The Pirate Party of Iceland has proposed a bill which will allow citizens to address the Parliament each month, RÚV reports. The bill proposes that up to ten citizens will be selected at random from the National Registry each month. Each selected individual would be given two minutes to address Alþingi, the Icelandic Parliament, about a matter close to their heart.
The bill's report states that this format, where voters have the opportunity to address the Parliament, is not in place in other Nordic countries. There are no stipulations in Icelandic laws which allow for this format either. The bill aims to give ordinary citizens a chance to affect the Parliament's work. The Pirate Party's main focus is direct democracy and government transparency.
A constitutional reform which took place between 2010 to 2013 suggested provisions which allowed bills to be suggested by voter's initiative. This newly proposed bill does not allow for voter's to suggest bills, but rather only to address the Parliament.
There are precedents for others than MP's, ministers or the President of Iceland, addressing the Parliament. For example, Pia Kjærsgaard, the president of the Danish Parliament, held an honorary speech at a ceremonial meeting of the Parliament at Þingvellir this summer.
The people and the parliament
In an interview with radio station Rás 2, part of the National Icelandic Broadcasting Service, Björn Leví Gunnarsson, an MP for the Pirate Party, stated that the purpose of the bill is to move the Parliament closer to the populace and vice versa. He considers it democratic to allow others than MP's and ministers to address the Parliament.

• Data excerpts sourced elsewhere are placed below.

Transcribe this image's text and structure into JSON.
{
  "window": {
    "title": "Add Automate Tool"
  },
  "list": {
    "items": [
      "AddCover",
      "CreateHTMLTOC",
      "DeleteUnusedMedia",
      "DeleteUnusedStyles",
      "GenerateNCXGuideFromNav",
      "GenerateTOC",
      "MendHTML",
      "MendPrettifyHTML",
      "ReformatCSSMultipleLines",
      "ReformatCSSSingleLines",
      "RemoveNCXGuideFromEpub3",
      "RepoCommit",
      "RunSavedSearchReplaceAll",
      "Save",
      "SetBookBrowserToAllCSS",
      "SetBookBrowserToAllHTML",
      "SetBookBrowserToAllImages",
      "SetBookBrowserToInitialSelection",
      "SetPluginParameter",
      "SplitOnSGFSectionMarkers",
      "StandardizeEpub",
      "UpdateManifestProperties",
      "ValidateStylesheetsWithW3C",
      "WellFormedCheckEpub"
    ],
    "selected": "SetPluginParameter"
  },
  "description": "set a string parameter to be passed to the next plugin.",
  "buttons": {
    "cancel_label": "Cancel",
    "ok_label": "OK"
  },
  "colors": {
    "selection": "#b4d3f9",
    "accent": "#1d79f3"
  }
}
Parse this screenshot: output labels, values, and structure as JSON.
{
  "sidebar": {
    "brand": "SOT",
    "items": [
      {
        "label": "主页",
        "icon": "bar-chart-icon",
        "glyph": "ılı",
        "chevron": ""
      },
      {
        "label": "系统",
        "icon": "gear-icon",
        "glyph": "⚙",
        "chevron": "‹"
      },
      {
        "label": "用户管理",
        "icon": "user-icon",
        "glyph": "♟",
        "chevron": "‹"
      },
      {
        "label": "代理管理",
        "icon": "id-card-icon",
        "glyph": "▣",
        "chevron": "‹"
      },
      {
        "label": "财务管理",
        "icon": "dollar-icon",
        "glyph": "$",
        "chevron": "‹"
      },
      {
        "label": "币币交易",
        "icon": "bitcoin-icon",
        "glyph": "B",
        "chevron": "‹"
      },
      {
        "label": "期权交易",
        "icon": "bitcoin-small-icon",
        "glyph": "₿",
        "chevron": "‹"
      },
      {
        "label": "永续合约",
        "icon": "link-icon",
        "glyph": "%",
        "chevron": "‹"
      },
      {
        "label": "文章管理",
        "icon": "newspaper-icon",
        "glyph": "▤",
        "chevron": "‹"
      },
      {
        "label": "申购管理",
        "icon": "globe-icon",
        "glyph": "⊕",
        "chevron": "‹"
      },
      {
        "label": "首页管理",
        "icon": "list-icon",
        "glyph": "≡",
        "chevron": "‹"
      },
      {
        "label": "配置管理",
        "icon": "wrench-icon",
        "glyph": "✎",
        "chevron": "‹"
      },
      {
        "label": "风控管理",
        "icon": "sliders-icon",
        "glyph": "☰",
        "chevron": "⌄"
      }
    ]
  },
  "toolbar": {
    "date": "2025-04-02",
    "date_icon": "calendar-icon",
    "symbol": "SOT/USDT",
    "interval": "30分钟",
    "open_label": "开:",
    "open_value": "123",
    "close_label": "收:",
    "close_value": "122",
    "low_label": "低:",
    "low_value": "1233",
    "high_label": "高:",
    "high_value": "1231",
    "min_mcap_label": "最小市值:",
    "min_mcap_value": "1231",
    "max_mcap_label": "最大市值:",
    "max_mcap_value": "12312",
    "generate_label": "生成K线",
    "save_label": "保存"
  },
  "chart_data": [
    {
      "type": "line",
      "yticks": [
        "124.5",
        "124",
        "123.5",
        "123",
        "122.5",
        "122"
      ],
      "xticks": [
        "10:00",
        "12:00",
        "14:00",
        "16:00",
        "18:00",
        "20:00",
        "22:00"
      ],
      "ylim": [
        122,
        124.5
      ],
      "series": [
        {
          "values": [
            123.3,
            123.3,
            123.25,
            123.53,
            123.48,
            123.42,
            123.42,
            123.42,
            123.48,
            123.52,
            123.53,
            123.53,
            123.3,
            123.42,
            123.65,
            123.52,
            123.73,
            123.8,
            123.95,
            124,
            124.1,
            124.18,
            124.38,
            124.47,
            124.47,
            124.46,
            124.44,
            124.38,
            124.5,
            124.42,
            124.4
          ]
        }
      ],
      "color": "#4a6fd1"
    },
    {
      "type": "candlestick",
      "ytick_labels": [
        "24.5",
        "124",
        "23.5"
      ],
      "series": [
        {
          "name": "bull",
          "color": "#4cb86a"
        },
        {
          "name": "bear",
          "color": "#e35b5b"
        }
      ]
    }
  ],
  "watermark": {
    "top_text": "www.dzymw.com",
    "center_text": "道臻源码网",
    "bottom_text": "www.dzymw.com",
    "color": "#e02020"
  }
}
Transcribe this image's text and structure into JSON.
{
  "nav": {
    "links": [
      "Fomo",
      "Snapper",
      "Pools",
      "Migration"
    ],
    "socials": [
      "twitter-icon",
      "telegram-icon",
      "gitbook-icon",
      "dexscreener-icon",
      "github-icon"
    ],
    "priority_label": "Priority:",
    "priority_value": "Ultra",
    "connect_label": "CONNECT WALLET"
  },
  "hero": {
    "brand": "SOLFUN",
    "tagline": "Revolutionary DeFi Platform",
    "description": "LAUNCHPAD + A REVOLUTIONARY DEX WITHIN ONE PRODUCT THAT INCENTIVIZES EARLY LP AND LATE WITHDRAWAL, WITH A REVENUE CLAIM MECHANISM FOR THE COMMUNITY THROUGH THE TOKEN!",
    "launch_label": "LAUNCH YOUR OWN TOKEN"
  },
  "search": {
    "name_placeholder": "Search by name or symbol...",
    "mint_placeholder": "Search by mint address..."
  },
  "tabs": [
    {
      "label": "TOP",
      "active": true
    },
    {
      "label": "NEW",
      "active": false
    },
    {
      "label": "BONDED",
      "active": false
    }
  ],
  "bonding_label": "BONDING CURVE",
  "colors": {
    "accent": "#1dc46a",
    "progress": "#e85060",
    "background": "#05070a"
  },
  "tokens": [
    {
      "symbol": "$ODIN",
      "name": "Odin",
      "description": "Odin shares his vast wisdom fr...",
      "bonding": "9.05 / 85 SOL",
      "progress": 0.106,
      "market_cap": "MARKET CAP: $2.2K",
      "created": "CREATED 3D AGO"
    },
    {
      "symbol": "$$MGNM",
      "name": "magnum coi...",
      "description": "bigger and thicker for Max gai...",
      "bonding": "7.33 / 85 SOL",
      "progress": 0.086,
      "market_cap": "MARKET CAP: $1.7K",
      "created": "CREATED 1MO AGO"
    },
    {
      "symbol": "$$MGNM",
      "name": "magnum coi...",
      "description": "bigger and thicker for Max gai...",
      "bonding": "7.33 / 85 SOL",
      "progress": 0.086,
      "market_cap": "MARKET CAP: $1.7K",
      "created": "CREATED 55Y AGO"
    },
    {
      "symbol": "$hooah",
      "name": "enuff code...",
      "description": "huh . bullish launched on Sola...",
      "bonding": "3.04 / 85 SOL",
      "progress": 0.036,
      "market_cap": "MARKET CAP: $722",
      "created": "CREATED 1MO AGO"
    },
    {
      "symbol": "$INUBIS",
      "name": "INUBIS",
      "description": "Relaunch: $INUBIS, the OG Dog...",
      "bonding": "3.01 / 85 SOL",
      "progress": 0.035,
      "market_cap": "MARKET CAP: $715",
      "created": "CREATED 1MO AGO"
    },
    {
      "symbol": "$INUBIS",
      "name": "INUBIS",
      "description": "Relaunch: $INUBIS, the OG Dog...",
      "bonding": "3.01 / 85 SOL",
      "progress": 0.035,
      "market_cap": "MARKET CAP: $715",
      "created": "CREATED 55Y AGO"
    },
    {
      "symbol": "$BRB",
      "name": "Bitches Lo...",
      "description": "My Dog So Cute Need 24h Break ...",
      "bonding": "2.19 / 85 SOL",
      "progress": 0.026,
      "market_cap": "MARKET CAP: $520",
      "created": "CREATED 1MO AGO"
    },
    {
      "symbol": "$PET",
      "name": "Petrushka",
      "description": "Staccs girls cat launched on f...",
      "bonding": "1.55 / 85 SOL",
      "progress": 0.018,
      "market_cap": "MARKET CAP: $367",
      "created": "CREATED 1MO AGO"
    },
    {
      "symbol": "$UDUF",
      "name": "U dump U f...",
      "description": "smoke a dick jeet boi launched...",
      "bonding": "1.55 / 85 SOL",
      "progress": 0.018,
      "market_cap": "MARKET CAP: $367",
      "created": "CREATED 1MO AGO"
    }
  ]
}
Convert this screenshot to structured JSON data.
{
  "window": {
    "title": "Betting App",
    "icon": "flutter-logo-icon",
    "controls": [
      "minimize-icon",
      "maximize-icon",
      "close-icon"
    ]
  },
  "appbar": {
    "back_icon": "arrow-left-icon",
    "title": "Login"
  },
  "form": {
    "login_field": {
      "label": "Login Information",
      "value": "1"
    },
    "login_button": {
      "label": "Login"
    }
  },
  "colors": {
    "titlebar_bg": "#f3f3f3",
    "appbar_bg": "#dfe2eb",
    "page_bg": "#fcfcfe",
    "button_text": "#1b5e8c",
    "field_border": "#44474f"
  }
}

Björn believes it will be interesting to see how the bill will be handled at the Parliament, but he hopes that it will at least be debated and handled by a Parliament committee.
Björn believes that the citizen speeches will not be improper or unfit for the Parliament, "...because people are coming there for most likely the only time in their life, and it is a speech will be recorded in Parliament papers for all of Iceland's lifespan".